On the same day, Lili and more than 180 of his supporters were arrested at the Esplanade train ­station, on their way to Cape Town. On the train they were carrying excrement in plastic bags, stacked in milk crates.

Lili – who is still in police custody – gave letters to a friend to pass on to the M&G. He wrote: "My own record of the struggle shows that I have always operated within the bounds of law and have turned to the courts to vindicate the rights of the communities who sought my leadership.

"Our history has taught us that a vigorous and militant opposition to an oppressive racist order cannot be equated with anarchism, hooliganism and threats to law and order. Imbued with an abiding respect for legal institutions, I was instrumental in lodging an official complaint with the Human Rights Commission back in 2010."

He is referring to the lawsuit in the Western Cape High Court against Zille and others, challenging the ­adequacy of sanitation services and how this violated the right to human dignity, privacy and the right to a clean environment.

"Certainly these were not the achievements of hooliganism or political shenanigans to render the Western Cape ungovernable, but it's the DA's pig-headed approach and dismissive attitude that had given rise to our latest demonstrations around the denial of decent toilets," he wrote.

People's grievances
Nkohla (30) is a proportional representation councillor for the ANC in the City of Cape Town. He described himself as an activist and not just an ANC member. "I'm an activist even outside the ANC. I am not just voted in by ANC members, but also voted for by the people," said Nkohla.

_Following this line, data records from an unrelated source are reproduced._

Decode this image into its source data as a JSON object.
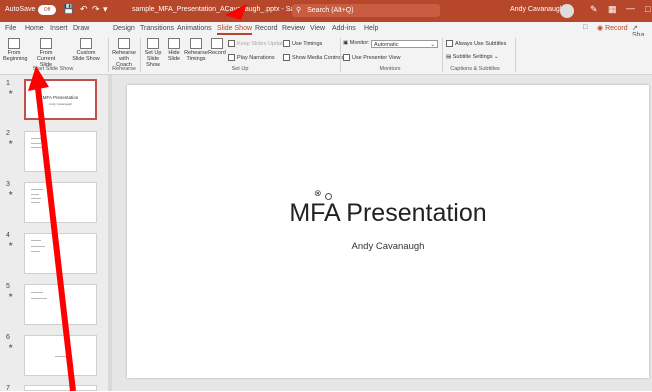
{
  "titlebar": {
    "autosave_label": "AutoSave",
    "autosave_state": "Off",
    "filename": "sample_MFA_Presentation_ACavanaugh_.pptx - Saved to this PC",
    "search_placeholder": "Search (Alt+Q)",
    "user_name": "Andy Cavanaugh",
    "accent_color": "#b7472a"
  },
  "tabs": [
    "File",
    "Home",
    "Insert",
    "Draw",
    "Design",
    "Transitions",
    "Animations",
    "Slide Show",
    "Record",
    "Review",
    "View",
    "Add-ins",
    "Help"
  ],
  "active_tab": "Slide Show",
  "tab_right": {
    "record_label": "Record",
    "share_label": "Sha"
  },
  "ribbon": {
    "start": {
      "from_beginning": "From Beginning",
      "from_current": "From Current Slide",
      "custom_show": "Custom Slide Show",
      "label": "Start Slide Show"
    },
    "rehearse": {
      "with_coach": "Rehearse with Coach",
      "label": "Rehearse"
    },
    "setup": {
      "set_up": "Set Up Slide Show",
      "hide": "Hide Slide",
      "rehearse_timings": "Rehearse Timings",
      "record": "Record",
      "keep_active": "Keep Slides Updated",
      "use_timings": "Use Timings",
      "play_narrations": "Play Narrations",
      "show_media": "Show Media Controls",
      "label": "Set Up"
    },
    "monitors": {
      "monitor_label": "Monitor:",
      "monitor_value": "Automatic",
      "presenter_view": "Use Presenter View",
      "label": "Monitors"
    },
    "captions": {
      "always_subtitles": "Always Use Subtitles",
      "subtitle_settings": "Subtitle Settings",
      "label": "Captions & Subtitles"
    }
  },
  "thumbnails": [
    {
      "num": "1",
      "title": "MFA Presentation",
      "sub": "Andy Cavanaugh"
    },
    {
      "num": "2"
    },
    {
      "num": "3"
    },
    {
      "num": "4"
    },
    {
      "num": "5"
    },
    {
      "num": "6"
    },
    {
      "num": "7"
    }
  ],
  "slide": {
    "title": "MFA Presentation",
    "subtitle": "Andy Cavanaugh"
  }
}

He gets angry and animated when speaking about Zille.

"We didn't resort to that [the protest] because we are out of our minds; but there have been many protests by civil society organisations, nongovernmental organisations and others to the provincial legislature.

"Zille has never once come out to accept a simple memorandum of people's grievances," he said.

When asked for her reaction, Zille insisted that Nkohla and Lili and other ANC councillors are running a campaign to make the province ungovernable.

She said there was a "personal element" to the attack, as the ANC sees her as a threat to its attempts to win back the Western Cape in 2014.

Protests
"After their gross abuse of the Makhaza toilet saga in 2011 – a project in which Lili had been the council's paid community facilitator, promoting this project – both he and Nkohla were actually elected ANC councillors. There is absolutely no doubt that ANC councillors are at the forefront of these actions. Last time, when the ANC called for the ungovernability campaign to stop, it miraculously did," she said.

The ANC Youth League said on Thursday that it would not discipline its members who were involved in the protests.

Youth league national task team co-ordinator Magasela Mzobe said that though the league did not approve of the way the protest had been carried out, it understood the frustrations of those involved.

"Assuming that they didn't throw faeces, we wouldn't be here. They've written letters to the council, picketed to submit memorandums, raised the issue though public ­representatives … Which other ­methods were there because they don't have money to go to the court?" asked Mzobe.

He said members of the league had visited the protest leaders in prison, and said they "support their effort to expose the inability and unwillingness of the DA leadership to resolve the problems". They had also met with community leaders and said it was time "they changed their method of protest from that of faeces-throwing to a proper, fruitful and assisting method that would not lead them to be arrested".